Dear asshole reflects contemporary anxieties that go beyond the divisions of generations, borders and genders. Because tomorrows are crazy. Our times are suspended. In this epistolary novel where his XXIe century is looking for itself, it unbolts the statues of secular machismo as much as the mirages of modernity, strikes on social media: “We quickly understand that the most effective way to intervene is to insult. This is our today.

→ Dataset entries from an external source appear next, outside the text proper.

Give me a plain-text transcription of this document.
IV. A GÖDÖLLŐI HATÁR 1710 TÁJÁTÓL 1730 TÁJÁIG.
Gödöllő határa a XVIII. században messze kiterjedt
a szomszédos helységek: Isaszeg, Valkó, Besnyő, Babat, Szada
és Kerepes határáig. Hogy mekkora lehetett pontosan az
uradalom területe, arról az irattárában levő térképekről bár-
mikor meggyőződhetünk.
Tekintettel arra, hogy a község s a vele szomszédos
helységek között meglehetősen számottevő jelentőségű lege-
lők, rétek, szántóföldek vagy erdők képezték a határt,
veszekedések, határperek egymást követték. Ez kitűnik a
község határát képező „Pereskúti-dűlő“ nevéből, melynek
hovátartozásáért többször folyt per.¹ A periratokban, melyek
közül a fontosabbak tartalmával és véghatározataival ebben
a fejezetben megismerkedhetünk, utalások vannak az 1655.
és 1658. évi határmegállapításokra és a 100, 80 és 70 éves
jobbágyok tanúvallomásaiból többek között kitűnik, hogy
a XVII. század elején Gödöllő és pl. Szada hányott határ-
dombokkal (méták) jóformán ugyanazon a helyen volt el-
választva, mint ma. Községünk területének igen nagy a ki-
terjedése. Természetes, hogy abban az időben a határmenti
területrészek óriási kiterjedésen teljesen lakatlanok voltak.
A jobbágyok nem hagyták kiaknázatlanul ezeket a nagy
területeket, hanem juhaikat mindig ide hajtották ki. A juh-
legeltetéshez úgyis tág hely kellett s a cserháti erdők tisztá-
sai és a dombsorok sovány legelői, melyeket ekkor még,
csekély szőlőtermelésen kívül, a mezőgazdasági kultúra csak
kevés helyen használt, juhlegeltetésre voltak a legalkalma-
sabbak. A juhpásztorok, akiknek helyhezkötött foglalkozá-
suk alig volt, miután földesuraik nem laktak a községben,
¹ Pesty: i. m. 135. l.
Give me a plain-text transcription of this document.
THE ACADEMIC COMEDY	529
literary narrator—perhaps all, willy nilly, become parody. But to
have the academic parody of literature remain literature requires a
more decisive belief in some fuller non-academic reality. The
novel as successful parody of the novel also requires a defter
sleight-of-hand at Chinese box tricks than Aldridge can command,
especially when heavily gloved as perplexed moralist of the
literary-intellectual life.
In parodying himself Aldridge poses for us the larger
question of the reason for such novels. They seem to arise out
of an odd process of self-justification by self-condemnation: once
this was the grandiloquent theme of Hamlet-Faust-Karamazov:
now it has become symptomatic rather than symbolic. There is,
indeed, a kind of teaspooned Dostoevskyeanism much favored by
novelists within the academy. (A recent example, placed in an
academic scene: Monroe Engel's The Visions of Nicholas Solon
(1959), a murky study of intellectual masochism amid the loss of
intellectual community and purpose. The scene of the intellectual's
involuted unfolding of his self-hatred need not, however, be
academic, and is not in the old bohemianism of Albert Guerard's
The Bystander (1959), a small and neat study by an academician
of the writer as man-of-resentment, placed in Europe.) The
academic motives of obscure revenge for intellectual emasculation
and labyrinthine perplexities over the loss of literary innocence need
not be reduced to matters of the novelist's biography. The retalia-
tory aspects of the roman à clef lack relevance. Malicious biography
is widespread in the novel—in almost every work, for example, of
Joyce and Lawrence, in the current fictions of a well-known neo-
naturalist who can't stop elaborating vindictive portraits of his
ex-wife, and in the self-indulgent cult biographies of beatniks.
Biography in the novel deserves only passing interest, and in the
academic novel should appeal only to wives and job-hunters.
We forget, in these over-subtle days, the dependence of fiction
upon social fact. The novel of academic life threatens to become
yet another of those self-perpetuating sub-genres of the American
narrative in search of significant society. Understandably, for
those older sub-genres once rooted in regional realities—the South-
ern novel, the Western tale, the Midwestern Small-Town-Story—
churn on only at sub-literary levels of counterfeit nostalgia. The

Despentes does not dive into the depths of the individual psyche, but surfs the air of the day with a feline agility and an infernal nerve. This time, the shape of the cross missives dilutes its charge. Despentes knocks its wings against it a little, a blinded butterfly. The frontal sexuality that marked his earlier works is no longer at the center of his universe. His violence gropes for paths of light, finds them in this exchange of letters, builds bridges. It makes her more human. Less spicy too.

I salute in this novelist the ace of the diagnosis. Thus, when she asserts in the voice of a young man: “The emotion that is sweeping over my generation is despair. It is collective. It thunders, deep in the earth. It is the same that lifts us all. »

Despentes really has common traits with Houellebecq, for their radiography of a world on the edge of the abyss, their allergy to self-righteousness, their sexual descriptions without violins. Because they hit the crowd without sparing their backs. Even if it means being knocked over by detractors when they push things too far. Nothing moreover to displease neither one nor the other. We are far from the inner world of Ernaux.

Nevertheless! Even the Despentes de Dear asshole no longer shocks the bourgeois as it once did. Embalmed in a sarcophagus laden with incense and herbs. Her title of goddess of transgression earned her being read by both sexes. Precious advantage for those who hold the pen.

Notoriety allows him above all to generate bestsellers every time. In Dear asshole, she writes, it is true, that fame makes you stupid. Let’s not take her at her word on that. While watching its vociferous marginality being partly recovered, by exhaustion of its edge, by fashion effect. Annie Ernaux has something more timeless.

We will judge one too dry, the other too expansive. No matter ! Read, consecrated, these novelists bent over the pitfalls of the path of ladies and gentlemen possess the same gift of clairvoyance. At the antipodes hand in hand. So far, so close, as Wim Wenders would say. I see their scout beacons twinkling.